試合後の安間監督は「後半、徐々に押し込まれてきて、コーナーキック、フリーキックが増えてきたんですが、うちの課題であるコーナーキック、フリーキックを山形さん相手にしっかりと防げたのが次にもつながると思いますし、続けなければいけないところだと思っています」と、ここまで課題とされてきたセットプレーの守備克服へ大きな感触を感じているようだった。
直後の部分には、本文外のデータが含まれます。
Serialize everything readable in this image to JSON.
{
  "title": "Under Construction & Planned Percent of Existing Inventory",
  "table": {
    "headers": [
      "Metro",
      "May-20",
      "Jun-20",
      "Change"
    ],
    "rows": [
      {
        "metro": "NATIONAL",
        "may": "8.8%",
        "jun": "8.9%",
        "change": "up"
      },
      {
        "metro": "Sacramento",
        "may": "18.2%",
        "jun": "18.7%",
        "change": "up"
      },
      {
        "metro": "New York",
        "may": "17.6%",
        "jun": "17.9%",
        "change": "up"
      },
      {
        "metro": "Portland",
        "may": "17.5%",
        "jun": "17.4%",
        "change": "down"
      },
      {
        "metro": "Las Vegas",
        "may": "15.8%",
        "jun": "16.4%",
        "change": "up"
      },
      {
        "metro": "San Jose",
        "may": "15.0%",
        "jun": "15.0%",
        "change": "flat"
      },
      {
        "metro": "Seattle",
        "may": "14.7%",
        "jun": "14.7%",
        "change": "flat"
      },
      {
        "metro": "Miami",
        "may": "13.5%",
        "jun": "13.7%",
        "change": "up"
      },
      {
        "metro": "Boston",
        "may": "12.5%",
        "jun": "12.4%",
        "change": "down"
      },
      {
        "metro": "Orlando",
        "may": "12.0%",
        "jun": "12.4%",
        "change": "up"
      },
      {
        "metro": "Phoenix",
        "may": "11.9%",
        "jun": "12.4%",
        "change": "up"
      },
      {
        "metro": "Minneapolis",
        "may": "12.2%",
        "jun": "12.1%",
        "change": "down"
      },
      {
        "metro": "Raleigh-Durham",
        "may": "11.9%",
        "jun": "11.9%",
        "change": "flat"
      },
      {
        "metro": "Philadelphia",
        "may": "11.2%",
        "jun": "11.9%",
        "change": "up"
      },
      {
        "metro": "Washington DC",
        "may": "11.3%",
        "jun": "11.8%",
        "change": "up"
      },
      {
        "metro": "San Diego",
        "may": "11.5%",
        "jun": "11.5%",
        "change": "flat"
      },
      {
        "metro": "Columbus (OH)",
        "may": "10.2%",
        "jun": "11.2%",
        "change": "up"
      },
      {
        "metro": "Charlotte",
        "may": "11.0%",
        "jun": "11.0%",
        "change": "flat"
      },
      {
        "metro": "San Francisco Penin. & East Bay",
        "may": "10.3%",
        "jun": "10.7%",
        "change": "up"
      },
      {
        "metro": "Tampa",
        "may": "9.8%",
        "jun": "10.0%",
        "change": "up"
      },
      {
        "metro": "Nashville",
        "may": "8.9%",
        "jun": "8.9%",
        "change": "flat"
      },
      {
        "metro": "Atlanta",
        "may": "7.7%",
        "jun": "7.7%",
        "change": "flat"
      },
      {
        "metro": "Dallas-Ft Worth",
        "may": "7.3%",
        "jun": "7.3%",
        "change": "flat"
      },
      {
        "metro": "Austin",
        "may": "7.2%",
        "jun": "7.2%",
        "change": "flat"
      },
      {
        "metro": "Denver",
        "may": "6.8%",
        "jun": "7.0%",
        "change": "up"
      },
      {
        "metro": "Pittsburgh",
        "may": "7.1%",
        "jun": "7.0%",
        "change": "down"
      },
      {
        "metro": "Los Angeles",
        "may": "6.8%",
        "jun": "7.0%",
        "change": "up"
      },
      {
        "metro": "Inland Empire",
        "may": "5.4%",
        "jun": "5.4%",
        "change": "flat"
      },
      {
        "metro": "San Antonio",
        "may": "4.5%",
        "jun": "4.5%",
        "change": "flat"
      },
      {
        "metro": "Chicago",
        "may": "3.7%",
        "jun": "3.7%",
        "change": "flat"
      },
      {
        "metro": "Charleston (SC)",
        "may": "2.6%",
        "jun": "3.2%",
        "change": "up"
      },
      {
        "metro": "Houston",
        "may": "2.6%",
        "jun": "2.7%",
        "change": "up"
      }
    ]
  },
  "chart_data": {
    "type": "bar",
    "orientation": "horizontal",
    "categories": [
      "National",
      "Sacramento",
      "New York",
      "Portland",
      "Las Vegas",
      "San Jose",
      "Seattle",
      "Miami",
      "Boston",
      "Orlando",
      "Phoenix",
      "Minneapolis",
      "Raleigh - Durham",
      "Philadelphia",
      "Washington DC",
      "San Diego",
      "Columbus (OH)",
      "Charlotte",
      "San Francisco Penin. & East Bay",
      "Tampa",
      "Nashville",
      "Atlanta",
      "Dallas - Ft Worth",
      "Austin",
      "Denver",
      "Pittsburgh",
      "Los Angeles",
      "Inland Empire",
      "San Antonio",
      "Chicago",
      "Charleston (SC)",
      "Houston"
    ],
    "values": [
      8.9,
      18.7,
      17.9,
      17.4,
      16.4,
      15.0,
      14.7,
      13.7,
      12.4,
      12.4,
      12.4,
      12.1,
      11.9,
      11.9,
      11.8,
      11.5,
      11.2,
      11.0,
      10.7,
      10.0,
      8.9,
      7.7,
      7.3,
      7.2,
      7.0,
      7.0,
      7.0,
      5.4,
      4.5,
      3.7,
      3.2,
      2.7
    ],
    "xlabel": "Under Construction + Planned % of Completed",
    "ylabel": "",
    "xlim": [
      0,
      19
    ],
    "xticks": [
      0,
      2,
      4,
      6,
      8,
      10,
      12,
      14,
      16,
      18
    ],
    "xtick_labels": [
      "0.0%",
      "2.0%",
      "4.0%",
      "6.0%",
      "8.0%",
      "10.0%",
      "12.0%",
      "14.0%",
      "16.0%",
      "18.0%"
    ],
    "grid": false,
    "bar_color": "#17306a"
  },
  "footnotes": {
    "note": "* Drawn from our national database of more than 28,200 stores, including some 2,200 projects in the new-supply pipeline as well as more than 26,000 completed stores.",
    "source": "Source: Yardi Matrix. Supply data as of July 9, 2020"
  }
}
「ただ最後の4分の3のスローインのところでやられたのもゲームが止まったときなので、それも含めて防ぎ、パーフェクトにもっていけたらなと思います」と隙がのぞいた失点シーンを新たな教訓に次の勝利に向かう。
「この勝利で浮かれてるやつがいたらケツ叩いときます。それぐらい強い気持ちで、次に向かって連勝、連勝で勝ちを伸ばしていかないとダメだなと思います」と話したのは、今季初先発で90分プレーした松岡亮輔。高い目標を掲げているからこそ、いまだ二桁の順位にとどまり、この試合でも多くのチャンスをつくりながら1得点にとどまったチームの現状に喝を入れる。そして、上位進出のためにまだ手にしていないものがある。「今シーズン連勝がないのでなんとしてでも連勝ができるように頑張っていきたい」。石崎監督は今シーズンの口癖のような言葉で次節への思いを表現した。